Home insurance renewal, anyone else seeing big jumps this year?

Just had my renewal through from Aviva for the house insurance, up 22% on last year with no claims and no changes to the property. I rang them and got the usual spiel about rising rebuild costs and increased weather event frequency, which I suppose is fair enough in the abstract but doesn’t explain why my specific premium on a post-war semi that has never flooded needs to go up by that much.

I have been running quotes through comparison sites over the weekend and the best I can find is still about 15% more than what I paid last year. LV came in cheapest but with a higher excess than I would like. Admiral were competitive but wanted to add legal cover as a default which I had to manually remove.

Is anyone else seeing this kind of jump? I am wondering whether it is a New Forest thing (we do get a lot of storm damage claims in the wider area) or whether this is just the state of the market generally. The house is brick and tile, no flat roof sections, no history of subsidence. Feels like being penalised for other people’s geography :wink:

Same here, mine went up about 18% with Direct Line. Rang them, said I’d found cheaper, and they knocked £40 off without even asking who the cheaper quote was with. Worth a phone call before you switch. The whole thing feels like a loyalty tax dressed up as actuarial science :slightly_smiling_face:

@halfpenny_doris, good to know that works with Direct Line too. I tried the same tack with Aviva yesterday afternoon, mentioned I had been looking elsewhere, and the best they could do was knock it back to a 14% increase rather than 22%. Still feels steep for a property that has not changed and a customer who has been with them for nine years. I ran it through Compare the Market afterwards and the cheapest equivalent cover came in at £287, which would actually be about £60 less than Aviva’s “reduced” price. The catch is the cheaper one is with an insurer I have never heard of, Homeprotect, and I am slightly wary of going with an unknown name just to save a few quid. Has anyone here used them or is it one of those outfits that is fine until you actually need to claim?

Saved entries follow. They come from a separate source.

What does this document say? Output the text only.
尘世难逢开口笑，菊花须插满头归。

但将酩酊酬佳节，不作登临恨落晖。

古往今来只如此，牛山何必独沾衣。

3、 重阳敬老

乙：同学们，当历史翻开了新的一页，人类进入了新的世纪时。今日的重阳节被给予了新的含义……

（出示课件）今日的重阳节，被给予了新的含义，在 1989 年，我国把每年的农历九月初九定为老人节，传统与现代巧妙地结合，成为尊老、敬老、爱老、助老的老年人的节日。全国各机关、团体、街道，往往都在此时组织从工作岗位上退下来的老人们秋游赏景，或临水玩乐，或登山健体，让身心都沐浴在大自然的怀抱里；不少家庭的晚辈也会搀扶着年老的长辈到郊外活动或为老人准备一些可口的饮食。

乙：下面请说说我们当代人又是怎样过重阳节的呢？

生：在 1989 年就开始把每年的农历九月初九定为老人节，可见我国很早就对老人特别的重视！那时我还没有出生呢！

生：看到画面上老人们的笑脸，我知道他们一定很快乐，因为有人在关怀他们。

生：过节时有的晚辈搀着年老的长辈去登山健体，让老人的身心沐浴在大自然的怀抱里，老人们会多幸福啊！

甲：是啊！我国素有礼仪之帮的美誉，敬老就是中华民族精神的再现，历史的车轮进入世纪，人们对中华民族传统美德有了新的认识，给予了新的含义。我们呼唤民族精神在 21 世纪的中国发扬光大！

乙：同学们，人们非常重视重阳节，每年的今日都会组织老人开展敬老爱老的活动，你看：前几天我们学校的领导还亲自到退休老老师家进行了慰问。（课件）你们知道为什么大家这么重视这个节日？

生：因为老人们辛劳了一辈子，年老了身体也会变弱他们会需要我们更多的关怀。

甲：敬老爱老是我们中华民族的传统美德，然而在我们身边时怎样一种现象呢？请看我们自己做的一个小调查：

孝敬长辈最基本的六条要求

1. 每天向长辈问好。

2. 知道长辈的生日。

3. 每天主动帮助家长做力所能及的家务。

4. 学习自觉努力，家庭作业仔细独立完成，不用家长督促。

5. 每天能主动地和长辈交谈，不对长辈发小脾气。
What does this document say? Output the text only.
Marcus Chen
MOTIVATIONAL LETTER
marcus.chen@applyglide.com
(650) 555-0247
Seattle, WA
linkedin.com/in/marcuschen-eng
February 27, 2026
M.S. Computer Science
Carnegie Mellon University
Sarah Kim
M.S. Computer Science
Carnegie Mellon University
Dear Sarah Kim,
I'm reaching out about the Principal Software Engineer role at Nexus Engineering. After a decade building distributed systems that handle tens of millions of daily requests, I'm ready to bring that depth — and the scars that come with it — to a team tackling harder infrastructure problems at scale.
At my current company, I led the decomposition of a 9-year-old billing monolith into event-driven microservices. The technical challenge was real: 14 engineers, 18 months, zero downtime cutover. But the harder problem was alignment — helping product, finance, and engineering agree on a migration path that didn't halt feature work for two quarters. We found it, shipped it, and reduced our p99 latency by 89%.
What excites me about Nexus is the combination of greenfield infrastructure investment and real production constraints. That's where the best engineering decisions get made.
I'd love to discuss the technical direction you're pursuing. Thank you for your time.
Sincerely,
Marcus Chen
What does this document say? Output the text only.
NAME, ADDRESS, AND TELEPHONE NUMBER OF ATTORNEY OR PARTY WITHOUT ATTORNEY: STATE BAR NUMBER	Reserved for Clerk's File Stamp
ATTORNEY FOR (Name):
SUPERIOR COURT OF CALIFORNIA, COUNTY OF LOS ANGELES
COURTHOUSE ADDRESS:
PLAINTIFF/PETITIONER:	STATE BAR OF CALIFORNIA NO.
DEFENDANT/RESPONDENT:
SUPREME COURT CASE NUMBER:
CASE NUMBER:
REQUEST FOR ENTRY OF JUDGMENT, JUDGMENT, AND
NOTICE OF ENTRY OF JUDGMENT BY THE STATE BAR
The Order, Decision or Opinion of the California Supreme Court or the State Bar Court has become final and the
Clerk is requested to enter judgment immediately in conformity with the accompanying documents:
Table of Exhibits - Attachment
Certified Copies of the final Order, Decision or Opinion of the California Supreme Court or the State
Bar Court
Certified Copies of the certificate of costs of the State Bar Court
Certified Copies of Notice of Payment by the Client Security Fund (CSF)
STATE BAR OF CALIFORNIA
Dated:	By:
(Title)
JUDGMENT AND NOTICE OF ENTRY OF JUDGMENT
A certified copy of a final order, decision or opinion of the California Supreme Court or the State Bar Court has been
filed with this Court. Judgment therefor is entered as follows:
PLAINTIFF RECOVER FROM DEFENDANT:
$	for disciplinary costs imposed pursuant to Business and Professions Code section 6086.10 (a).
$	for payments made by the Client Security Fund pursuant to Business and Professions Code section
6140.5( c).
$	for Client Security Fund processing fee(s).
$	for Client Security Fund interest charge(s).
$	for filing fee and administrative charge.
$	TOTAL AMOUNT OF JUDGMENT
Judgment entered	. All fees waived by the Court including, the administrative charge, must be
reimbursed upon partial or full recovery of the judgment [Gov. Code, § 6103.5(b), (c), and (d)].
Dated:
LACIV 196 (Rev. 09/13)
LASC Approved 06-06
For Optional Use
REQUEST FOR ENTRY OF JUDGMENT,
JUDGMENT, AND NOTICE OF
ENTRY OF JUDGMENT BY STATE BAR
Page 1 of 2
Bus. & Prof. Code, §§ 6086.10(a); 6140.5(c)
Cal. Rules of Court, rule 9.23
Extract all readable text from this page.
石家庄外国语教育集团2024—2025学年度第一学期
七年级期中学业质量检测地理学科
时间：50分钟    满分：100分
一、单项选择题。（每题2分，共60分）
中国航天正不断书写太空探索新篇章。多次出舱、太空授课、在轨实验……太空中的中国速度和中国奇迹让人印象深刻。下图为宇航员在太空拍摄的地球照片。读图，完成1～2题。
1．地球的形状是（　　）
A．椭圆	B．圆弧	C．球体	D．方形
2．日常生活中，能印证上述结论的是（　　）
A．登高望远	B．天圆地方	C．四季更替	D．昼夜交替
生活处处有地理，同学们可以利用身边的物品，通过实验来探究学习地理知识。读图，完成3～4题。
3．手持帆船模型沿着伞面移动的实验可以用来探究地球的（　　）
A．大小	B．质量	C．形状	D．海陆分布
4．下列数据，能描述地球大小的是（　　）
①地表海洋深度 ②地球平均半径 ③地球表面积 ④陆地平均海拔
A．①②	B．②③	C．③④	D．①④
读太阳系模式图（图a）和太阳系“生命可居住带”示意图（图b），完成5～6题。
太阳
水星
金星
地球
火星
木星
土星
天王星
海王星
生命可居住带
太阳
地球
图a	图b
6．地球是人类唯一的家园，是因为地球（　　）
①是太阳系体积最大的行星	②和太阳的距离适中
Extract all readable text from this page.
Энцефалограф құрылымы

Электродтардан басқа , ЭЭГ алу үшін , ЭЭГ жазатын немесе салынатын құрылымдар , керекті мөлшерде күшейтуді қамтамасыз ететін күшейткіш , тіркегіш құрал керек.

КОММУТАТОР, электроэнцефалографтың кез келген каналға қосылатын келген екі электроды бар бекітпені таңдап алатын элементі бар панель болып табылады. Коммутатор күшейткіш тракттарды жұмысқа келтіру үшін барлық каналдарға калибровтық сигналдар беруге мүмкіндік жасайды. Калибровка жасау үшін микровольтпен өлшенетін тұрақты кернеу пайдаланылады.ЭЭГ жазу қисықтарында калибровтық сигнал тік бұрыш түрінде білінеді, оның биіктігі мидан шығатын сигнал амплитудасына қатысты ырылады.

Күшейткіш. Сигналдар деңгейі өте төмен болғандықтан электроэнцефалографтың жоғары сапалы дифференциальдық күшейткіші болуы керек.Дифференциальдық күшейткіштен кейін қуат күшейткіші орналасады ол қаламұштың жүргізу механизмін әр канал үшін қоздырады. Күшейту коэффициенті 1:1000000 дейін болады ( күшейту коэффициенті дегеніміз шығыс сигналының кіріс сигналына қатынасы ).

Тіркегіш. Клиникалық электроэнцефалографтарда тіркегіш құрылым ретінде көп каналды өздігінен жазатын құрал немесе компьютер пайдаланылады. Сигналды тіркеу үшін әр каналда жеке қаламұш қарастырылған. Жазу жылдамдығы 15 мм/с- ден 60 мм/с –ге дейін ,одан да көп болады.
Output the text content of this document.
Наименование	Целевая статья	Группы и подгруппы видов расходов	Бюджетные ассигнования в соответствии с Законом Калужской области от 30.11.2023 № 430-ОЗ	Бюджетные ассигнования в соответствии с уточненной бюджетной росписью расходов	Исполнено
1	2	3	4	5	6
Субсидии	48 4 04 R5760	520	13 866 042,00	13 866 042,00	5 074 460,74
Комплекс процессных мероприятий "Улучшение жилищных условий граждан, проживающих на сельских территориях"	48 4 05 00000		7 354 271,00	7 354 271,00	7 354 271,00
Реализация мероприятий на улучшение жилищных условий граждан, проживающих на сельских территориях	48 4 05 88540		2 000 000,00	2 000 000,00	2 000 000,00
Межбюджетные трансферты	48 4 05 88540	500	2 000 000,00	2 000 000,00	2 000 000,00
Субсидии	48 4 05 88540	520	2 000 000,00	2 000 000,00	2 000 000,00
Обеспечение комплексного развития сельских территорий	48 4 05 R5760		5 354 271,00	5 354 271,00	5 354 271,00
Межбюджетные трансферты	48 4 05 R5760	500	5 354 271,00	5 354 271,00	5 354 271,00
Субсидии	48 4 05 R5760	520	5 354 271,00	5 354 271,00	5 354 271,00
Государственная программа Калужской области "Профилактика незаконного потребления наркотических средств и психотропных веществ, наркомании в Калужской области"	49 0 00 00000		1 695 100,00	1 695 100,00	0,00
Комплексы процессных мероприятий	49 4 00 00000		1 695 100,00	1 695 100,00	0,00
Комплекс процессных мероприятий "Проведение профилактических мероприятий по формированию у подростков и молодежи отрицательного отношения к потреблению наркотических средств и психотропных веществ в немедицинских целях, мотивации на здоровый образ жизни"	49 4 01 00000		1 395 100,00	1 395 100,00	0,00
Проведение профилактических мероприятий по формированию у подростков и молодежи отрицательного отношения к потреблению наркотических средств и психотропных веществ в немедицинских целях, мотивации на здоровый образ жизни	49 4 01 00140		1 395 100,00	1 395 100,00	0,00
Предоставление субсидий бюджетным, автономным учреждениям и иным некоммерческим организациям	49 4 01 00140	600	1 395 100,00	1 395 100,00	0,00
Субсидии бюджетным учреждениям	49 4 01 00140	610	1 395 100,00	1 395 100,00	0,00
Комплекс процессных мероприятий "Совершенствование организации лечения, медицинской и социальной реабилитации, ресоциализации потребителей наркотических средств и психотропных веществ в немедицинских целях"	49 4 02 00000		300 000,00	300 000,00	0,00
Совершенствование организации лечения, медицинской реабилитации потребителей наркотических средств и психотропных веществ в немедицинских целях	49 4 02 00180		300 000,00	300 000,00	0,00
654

PS. The allotment shed is not covered under any of them, I checked. Apparently it counts as a separate outbuilding. Marvellous.

Hello, I hope you do not mind a landlord adding a data point to this. We renewed our buildings and landlord liability insurance on the buy to let in Kent last month and it went up by about 27%, which was a real shock as we have never had a claim in the eighteen years we have owned the property. The broker said it was partly driven by subsidence risk being repriced across the south east after last summer, and partly just a general market hardening. We are with a specialist landlord insurer called Just Landlords, and to be fair they have always been easy to deal with, but the premium is now nearly £500 for a fairly modest three bedroom house.

I did look at switching but the quotes for landlord insurance were all within about £30 of each other so there was not much in it. I think the residential market may be slightly more competitive.

Many thanks for starting this thread, it is useful to know we are not the only ones seeing these increases.

@greenwhistle_hants, never heard of Homeprotect but I had a bad experience with a cheap insurer years ago, can’t even remember the name now. Claim took eleven months and they tried to argue the fence was pre-existing damage. Ended up with the ombudsman. Saved about £50 on the premium and lost about £50 worth of sanity. I’d stick with a name you recognise, personally.

Quick update on this. Ended up switching to LV= in the end, which came in at £387 for buildings and contents combined. That is about £140 less than Aviva’s renewal quote and roughly the same cover, though I had to add accidental damage back as an extra. The quote came through their website directly rather than via a comparison site, which was slightly cheaper than the same policy on Compare the Market for some reason I cannot fathom.

I did try Homeprotect as I mentioned upthread but they wanted £450 and the excess was higher, so that was a non-starter. @halfpenny_doris, your point about cheap insurers is well taken. I had a colleague who went with one of the very budget ones and they argued the toss over subsidence cover for about eight months. LV= seem to have a reasonable claims reputation from what I have read, but I suppose you never really know until you need them.

PS. The allotment shed is not covered. I checked.